Liu Dave wrote:
> The lib_ppc version basically is as below.
> void flush_cache (ulong start_addr, ulong size)
> {
>       ulong addr, end_addr = start_addr + size;
>       addr = start_addr & (CONFIG_SYS_CACHELINE_SIZE - 1);
>       for (addr = start_addr; addr < end_addr; addr += 
> CONFIG_SYS_CACHELINE_SIZE) {
>               asm ("dcbst 0,%0": :"r" (addr));
>       }
> }
> 
> so, you are not completely right, the flush is from start_addr.

Ah, right, the first addr assignment is just dead code.

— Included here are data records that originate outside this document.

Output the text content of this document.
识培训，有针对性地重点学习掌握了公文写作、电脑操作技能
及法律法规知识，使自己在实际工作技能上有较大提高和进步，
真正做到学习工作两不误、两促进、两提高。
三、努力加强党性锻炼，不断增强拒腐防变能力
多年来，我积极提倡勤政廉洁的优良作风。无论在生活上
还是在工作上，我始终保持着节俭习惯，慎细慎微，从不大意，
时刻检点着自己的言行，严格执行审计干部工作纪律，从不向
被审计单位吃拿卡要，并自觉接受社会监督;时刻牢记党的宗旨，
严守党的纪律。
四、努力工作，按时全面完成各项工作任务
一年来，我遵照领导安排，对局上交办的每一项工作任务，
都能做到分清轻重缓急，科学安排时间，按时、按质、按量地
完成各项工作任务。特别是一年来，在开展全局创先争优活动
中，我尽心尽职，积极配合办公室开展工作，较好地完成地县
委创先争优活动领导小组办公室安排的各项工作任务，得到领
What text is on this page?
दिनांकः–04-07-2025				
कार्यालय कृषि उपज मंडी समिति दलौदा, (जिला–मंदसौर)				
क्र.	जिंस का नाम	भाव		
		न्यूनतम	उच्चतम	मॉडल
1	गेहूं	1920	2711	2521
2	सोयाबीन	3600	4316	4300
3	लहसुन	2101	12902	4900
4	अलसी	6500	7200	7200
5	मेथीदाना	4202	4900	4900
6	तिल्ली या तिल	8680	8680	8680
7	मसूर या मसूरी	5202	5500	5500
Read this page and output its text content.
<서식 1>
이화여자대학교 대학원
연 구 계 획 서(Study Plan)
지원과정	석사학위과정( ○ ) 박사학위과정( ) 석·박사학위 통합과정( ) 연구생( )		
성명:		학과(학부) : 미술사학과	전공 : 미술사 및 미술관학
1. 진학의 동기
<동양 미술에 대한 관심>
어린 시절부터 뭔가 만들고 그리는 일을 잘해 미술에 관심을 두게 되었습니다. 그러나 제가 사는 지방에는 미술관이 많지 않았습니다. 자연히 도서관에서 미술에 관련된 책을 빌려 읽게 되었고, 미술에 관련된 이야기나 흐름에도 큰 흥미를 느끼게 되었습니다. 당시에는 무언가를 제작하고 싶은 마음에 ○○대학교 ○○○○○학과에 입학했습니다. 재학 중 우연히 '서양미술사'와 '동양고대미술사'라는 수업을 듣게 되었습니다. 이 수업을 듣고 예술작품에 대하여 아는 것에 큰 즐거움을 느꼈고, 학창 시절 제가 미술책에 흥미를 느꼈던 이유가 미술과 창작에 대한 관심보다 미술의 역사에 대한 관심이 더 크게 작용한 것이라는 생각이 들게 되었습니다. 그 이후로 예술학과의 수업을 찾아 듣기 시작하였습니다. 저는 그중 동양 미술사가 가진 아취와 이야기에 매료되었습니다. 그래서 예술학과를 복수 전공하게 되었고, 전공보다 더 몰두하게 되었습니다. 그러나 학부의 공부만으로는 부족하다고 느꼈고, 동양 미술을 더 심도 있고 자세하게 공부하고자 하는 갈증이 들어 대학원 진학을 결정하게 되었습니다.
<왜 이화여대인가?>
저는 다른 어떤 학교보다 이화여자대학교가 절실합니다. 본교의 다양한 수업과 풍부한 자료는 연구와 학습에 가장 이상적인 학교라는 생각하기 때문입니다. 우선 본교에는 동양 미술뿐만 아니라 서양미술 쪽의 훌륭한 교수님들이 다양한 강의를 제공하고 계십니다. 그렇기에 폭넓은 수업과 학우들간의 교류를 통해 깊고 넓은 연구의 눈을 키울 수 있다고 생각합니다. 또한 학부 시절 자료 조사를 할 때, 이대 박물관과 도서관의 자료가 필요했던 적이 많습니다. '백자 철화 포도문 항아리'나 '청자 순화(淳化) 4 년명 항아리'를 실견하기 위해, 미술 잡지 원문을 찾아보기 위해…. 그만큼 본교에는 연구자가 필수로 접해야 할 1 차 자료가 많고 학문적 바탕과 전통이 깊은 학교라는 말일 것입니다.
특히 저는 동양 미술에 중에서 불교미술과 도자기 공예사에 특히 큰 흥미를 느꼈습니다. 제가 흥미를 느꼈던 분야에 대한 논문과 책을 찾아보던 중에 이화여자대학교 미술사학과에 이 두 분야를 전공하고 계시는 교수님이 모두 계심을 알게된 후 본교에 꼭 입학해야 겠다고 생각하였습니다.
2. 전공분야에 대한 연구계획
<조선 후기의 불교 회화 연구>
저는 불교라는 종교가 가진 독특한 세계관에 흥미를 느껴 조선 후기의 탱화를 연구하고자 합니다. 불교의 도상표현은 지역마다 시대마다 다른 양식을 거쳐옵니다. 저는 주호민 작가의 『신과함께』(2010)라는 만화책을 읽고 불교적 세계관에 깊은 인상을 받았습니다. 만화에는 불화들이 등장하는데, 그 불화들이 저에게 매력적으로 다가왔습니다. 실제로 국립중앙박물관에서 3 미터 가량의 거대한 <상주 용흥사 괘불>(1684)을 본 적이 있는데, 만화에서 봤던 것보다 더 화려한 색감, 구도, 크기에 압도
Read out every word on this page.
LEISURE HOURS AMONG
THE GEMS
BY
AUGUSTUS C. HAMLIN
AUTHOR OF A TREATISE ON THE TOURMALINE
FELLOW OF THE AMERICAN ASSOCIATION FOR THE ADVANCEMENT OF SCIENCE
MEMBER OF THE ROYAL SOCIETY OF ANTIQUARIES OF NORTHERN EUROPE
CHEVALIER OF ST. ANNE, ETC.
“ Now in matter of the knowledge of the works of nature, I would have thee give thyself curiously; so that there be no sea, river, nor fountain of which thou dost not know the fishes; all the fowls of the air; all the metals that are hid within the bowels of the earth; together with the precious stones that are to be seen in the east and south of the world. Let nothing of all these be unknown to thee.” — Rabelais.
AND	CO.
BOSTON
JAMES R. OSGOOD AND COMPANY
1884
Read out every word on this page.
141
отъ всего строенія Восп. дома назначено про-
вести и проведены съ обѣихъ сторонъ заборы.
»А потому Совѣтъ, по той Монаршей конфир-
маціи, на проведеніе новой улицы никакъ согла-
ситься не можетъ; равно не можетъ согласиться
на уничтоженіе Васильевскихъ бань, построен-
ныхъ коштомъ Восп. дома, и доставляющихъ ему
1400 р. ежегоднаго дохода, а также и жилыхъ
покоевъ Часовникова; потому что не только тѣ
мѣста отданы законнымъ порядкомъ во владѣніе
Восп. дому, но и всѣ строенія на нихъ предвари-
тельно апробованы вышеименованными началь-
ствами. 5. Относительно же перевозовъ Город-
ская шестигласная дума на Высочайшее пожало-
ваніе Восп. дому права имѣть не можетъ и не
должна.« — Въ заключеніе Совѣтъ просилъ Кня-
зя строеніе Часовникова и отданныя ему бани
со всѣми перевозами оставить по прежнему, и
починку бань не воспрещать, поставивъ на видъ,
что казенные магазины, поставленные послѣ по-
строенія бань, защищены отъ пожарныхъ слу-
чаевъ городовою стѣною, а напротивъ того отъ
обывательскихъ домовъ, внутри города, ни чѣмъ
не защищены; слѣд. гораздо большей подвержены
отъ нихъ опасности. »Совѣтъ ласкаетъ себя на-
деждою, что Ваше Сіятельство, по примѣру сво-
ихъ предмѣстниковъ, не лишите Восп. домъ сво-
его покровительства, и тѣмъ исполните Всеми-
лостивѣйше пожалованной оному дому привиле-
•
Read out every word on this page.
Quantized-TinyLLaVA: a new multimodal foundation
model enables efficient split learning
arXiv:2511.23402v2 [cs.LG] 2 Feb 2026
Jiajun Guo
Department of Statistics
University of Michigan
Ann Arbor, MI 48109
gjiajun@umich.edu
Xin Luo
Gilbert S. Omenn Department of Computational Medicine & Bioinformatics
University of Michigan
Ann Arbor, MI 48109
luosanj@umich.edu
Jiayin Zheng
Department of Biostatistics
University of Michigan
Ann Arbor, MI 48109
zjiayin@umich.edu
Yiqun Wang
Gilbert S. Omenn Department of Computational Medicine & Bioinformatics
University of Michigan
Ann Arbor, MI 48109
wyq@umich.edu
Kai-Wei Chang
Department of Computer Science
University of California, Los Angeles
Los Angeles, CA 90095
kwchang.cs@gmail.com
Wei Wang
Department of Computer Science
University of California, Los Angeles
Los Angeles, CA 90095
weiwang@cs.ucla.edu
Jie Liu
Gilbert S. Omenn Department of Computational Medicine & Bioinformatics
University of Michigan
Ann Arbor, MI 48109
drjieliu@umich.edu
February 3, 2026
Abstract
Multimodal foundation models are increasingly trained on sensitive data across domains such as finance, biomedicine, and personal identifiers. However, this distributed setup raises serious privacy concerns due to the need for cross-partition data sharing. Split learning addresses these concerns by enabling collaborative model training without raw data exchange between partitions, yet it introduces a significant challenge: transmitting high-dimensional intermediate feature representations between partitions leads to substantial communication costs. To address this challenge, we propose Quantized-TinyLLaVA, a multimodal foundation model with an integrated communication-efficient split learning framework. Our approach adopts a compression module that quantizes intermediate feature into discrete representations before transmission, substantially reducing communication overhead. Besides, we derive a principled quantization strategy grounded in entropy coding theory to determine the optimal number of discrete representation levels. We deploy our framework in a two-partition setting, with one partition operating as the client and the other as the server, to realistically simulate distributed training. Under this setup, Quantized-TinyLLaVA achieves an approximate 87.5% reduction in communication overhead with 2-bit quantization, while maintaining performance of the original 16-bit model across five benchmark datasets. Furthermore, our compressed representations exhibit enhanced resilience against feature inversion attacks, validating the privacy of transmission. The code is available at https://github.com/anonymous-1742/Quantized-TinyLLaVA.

>>> +   start = start_addr & ~(CONFIG_SYS_CACHELINE_SIZE - 1);
>>> +   end = (start_addr + size) & ~(CONFIG_SYS_CACHELINE_SIZE - 1);
>> end = start_addr + size - 1;
>>
>> The rounding is unnecessary for end, and without the - 1, if 
>> start_addr + size is on a cacheline boundary, you'll flush one
>> cache line too many (which might not be mapped, or might cause end
>> to wrap around to zero if flushing at the end of the address
>> space).
>>
> 
> I don't see what is the problem in my patch at here.

start_addr = 0
size = 0x1000

start will be 0
end will be 0x1000

The loop will flush the cache line at 0x1000, because it uses <= rather 
than <.  That is outside the area that was requested to be flushed. 
Maybe it's not mapped.  Or, maybe start + size = 0 and nothing gets flushed.